时间:2020-02-16 12:48:06  作者:甜-度-值
  祝不语扯着缰绳眉头一蹙,身型后仰之时正想纵马越过此人,可那男人眼眸低垂,也不见他手上如何动作,马蹄扬起的瞬间,嘶吼的鸣叫戛然而止,马头落地,血溅满地,祝不语凌空落下,然后眼睁睁的看着爱马被斩了首级,那倒在地上的尸体弹动了几下,才缓缓咽气。
  “你是何人?”
  接过手下递来的布巾,祝不语擦了擦脸上的血渍,伸手按上胸口时,一双泛着金光的手套已经戴在了掌上。

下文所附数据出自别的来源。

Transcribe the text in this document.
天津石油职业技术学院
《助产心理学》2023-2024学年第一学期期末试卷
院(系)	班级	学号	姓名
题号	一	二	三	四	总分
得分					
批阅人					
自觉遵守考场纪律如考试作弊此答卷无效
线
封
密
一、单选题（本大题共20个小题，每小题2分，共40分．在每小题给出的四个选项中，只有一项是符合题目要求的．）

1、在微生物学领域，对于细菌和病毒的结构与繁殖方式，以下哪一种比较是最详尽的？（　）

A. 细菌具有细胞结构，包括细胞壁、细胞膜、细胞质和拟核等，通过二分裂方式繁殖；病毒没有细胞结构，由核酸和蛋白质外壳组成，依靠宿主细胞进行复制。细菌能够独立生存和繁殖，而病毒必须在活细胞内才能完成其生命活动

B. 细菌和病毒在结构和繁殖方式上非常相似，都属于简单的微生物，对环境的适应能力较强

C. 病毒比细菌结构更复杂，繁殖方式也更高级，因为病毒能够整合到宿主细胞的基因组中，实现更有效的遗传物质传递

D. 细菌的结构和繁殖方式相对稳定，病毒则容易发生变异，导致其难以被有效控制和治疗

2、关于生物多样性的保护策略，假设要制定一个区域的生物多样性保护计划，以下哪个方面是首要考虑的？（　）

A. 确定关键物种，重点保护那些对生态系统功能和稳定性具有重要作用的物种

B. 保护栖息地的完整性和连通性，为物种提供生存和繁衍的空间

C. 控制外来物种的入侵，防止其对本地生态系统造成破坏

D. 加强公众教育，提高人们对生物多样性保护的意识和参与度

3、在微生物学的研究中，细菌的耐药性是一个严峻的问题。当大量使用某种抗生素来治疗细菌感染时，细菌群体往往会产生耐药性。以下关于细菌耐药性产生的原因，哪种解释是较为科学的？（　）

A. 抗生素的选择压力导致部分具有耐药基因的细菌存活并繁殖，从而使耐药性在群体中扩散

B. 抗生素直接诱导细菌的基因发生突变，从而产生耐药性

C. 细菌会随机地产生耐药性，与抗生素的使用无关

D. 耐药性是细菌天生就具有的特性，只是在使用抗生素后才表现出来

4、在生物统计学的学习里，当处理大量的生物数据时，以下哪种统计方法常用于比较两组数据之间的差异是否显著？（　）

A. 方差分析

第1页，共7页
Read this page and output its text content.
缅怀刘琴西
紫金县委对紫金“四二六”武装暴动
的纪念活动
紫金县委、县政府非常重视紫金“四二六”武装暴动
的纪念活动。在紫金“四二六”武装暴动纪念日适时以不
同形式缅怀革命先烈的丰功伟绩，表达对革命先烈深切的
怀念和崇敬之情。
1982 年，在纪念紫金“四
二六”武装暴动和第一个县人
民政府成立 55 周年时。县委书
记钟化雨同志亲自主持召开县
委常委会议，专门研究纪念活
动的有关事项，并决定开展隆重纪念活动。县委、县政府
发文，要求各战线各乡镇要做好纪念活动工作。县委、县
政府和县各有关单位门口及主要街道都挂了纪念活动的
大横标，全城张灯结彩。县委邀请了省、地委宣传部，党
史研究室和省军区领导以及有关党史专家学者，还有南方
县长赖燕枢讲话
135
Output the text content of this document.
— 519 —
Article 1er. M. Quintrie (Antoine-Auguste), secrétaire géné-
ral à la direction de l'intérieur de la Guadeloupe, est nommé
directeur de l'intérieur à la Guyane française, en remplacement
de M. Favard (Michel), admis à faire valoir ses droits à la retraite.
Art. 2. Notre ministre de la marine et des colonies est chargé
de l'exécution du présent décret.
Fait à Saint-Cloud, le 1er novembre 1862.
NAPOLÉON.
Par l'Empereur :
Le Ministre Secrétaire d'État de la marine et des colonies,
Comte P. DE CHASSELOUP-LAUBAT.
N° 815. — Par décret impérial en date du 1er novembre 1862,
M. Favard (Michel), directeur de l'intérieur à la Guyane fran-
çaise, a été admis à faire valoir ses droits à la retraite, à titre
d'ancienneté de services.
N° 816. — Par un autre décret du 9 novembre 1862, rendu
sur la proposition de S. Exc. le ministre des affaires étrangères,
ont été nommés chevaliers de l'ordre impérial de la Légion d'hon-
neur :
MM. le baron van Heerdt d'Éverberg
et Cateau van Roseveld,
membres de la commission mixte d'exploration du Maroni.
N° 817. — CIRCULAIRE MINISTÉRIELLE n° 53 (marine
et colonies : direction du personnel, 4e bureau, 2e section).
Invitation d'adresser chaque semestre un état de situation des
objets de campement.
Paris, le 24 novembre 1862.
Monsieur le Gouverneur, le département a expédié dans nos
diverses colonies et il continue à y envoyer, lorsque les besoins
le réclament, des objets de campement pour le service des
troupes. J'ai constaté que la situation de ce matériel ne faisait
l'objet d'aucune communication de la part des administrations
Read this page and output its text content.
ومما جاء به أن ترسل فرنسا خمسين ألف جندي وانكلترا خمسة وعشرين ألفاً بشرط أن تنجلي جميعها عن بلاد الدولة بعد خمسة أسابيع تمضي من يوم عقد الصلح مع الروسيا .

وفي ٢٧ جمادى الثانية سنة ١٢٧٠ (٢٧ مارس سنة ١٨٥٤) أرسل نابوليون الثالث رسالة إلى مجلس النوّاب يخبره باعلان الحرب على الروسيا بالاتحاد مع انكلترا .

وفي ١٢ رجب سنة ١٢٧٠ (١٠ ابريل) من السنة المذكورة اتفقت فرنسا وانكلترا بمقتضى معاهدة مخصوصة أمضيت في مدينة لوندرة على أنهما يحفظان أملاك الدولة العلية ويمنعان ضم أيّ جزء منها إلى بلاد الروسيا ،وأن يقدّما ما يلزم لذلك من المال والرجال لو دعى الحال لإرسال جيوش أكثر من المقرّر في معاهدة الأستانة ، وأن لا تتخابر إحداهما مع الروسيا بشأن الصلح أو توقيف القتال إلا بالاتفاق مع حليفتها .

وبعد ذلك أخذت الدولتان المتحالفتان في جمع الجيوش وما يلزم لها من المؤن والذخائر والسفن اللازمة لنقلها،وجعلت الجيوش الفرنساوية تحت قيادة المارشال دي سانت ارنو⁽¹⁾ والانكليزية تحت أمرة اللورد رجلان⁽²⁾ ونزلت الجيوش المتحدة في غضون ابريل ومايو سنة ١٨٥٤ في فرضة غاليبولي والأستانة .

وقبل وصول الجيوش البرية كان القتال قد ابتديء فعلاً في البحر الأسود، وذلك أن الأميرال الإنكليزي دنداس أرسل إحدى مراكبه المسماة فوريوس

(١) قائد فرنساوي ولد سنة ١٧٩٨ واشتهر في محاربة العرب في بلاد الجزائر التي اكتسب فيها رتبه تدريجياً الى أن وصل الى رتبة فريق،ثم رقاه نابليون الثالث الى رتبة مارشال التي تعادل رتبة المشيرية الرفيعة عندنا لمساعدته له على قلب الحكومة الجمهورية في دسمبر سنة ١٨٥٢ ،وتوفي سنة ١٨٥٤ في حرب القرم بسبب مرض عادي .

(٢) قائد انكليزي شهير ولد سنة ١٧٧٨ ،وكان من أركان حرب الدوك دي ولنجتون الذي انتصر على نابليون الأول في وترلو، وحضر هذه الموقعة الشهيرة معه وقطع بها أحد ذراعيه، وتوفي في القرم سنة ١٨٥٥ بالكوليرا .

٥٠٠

  作为金钱山庄的庄主,祝不语的外练功夫十分了得,一双刀枪不入、水火不侵的金蝉手套,更是让他下手无情,曾经有人就武功之事挑衅过祝不语,两人交手,对方被祝不语四十五拳锤碎了全身筋骨,至此成了废人。
  “你这是要去北边吗?”出手的灰发男人抬起头时,祝不语才发现,对方并不是自己所想的老人,从面上来看,这家伙不但年轻而且俊美,那背手而立的模样,居然让他一时间找不到任何的破绽可言。
  “兄台没有回答我的问题,为何我要回答你的呢。”抬手拦住了想要上前的手下,祝不语挑着嘴角皮笑肉不笑的应道。
  “这是条黄泉路,你要是走过了,可就再也回不去了。”灰发男人侧过身,对着洒满鲜血的大道微微一指,那样子潇洒又风流,仿若万千凡尘都已落入他的眼中,如此俊品的人物,武功又这般深不可测,祝不语不信自己竟从未听过?!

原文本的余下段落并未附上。